Understanding the Interest Rate Cut

The reduction in the benchmark interest rate is expected to have a positive impact on the economy. By lowering the interest rate, the Central Bank of Kenya aims to encourage lending to the private sector, which can lead to increased economic activity and growth. This move is also intended to keep inflation expectations in check and maintain a stable exchange rate.

Inflation Trends in Kenya

Kenya’s annual inflation rate has been steadily increasing, reaching 4.1% in July 2025, up from 3.8% in June. Although the inflation rate is rising, it remains within the central bank’s target range of 2.5% to 7.5%. This suggests that the economy is still operating within a stable inflation environment, which is essential for promoting economic growth and stability.

The Central Bank’s Strategy

Governor Kamau Thugge explained that the Monetary Policy Committee (MPC) cut interest rates to continue promoting lending to the private sector and economic growth. The central bank’s strategy is focused on ensuring that inflation expectations remain anchored and the exchange rate remains steady. By achieving these objectives, the bank aims to create a favorable environment for businesses to thrive and for the economy to grow.

Cumulative Impact of Interest Rate Cuts

Since August 2024, the Central Bank of Kenya has lowered borrowing costs by a cumulative 350 basis points. This significant reduction in interest rates is expected to have a positive impact on the economy, making it easier for individuals and businesses to access credit and invest in their future. The cumulative effect of these cuts will likely be felt in the coming months and years, as the economy responds to the increased availability of credit and the reduced cost of borrowing.

Conclusion

In conclusion, the Central Bank of Kenya’s decision to reduce its benchmark interest rate by 25 basis points to 9.50% in August 2025 is a positive move for the economy.
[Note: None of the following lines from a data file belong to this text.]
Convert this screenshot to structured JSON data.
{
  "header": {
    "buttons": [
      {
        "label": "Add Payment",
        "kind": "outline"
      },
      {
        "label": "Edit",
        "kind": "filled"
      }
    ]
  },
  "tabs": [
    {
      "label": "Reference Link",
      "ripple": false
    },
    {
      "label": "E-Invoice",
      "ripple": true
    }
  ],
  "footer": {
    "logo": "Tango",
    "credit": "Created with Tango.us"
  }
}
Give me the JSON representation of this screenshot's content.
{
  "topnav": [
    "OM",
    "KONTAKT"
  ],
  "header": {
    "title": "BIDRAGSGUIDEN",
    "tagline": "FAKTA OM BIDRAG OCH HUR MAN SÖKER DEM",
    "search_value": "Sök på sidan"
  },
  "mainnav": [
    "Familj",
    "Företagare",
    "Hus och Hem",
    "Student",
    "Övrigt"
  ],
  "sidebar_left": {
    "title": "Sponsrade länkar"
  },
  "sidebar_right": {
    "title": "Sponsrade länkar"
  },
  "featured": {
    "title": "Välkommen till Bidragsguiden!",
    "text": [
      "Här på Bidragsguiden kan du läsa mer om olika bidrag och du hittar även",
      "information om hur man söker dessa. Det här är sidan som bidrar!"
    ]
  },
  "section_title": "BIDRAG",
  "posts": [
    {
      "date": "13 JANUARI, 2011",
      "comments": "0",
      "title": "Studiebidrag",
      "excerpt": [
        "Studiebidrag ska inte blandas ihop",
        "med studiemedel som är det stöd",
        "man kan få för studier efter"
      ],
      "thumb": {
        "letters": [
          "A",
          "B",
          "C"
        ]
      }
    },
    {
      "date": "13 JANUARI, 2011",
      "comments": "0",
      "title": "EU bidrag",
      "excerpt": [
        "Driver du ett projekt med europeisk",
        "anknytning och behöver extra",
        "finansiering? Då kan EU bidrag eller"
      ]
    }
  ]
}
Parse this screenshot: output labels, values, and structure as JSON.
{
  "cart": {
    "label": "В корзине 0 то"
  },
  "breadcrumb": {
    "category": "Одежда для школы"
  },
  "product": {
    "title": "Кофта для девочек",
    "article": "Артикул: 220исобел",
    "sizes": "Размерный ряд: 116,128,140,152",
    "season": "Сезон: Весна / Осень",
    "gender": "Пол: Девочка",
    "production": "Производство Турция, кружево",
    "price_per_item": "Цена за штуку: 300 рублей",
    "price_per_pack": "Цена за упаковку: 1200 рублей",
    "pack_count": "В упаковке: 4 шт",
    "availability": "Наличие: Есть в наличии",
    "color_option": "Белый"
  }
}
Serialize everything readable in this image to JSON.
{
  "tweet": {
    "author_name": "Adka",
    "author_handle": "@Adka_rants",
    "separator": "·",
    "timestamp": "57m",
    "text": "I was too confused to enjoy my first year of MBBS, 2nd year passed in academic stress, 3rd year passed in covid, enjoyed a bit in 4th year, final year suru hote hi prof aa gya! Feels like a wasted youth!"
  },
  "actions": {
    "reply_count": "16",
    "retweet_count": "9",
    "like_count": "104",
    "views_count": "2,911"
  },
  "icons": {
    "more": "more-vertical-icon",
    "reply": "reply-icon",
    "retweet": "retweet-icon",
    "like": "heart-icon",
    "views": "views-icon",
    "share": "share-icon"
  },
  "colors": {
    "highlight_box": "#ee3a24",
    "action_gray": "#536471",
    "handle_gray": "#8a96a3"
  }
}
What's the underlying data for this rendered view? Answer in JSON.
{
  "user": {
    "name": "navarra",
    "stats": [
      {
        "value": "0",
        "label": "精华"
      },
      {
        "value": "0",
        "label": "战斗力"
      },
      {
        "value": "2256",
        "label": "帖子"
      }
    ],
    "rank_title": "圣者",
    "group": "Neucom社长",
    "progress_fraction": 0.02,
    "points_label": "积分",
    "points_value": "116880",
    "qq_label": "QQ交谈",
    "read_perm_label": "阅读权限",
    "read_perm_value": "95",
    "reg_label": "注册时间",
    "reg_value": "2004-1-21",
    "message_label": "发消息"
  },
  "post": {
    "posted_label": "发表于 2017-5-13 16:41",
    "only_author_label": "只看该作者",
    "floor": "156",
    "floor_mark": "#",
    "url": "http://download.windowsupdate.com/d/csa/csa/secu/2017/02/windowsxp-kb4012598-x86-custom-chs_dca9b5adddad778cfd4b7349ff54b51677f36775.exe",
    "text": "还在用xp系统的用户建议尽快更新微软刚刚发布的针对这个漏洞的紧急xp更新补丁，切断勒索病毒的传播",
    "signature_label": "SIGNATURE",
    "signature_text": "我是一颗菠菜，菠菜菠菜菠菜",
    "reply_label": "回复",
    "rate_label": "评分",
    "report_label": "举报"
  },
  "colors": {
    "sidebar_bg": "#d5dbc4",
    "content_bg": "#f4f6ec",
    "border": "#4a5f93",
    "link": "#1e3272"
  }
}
The bank’s strategy is focused on promoting lending to the private sector, keeping inflation expectations anchored, and maintaining a stable exchange rate. With the cumulative impact of the interest rate cuts since August 2024, the economy is likely to experience increased economic activity and growth in the coming months and years. As the Central Bank of Kenya continues to manage its monetary policy, it is essential to monitor the economy’s response to these changes and adjust the policy accordingly to ensure sustainable economic growth and stability.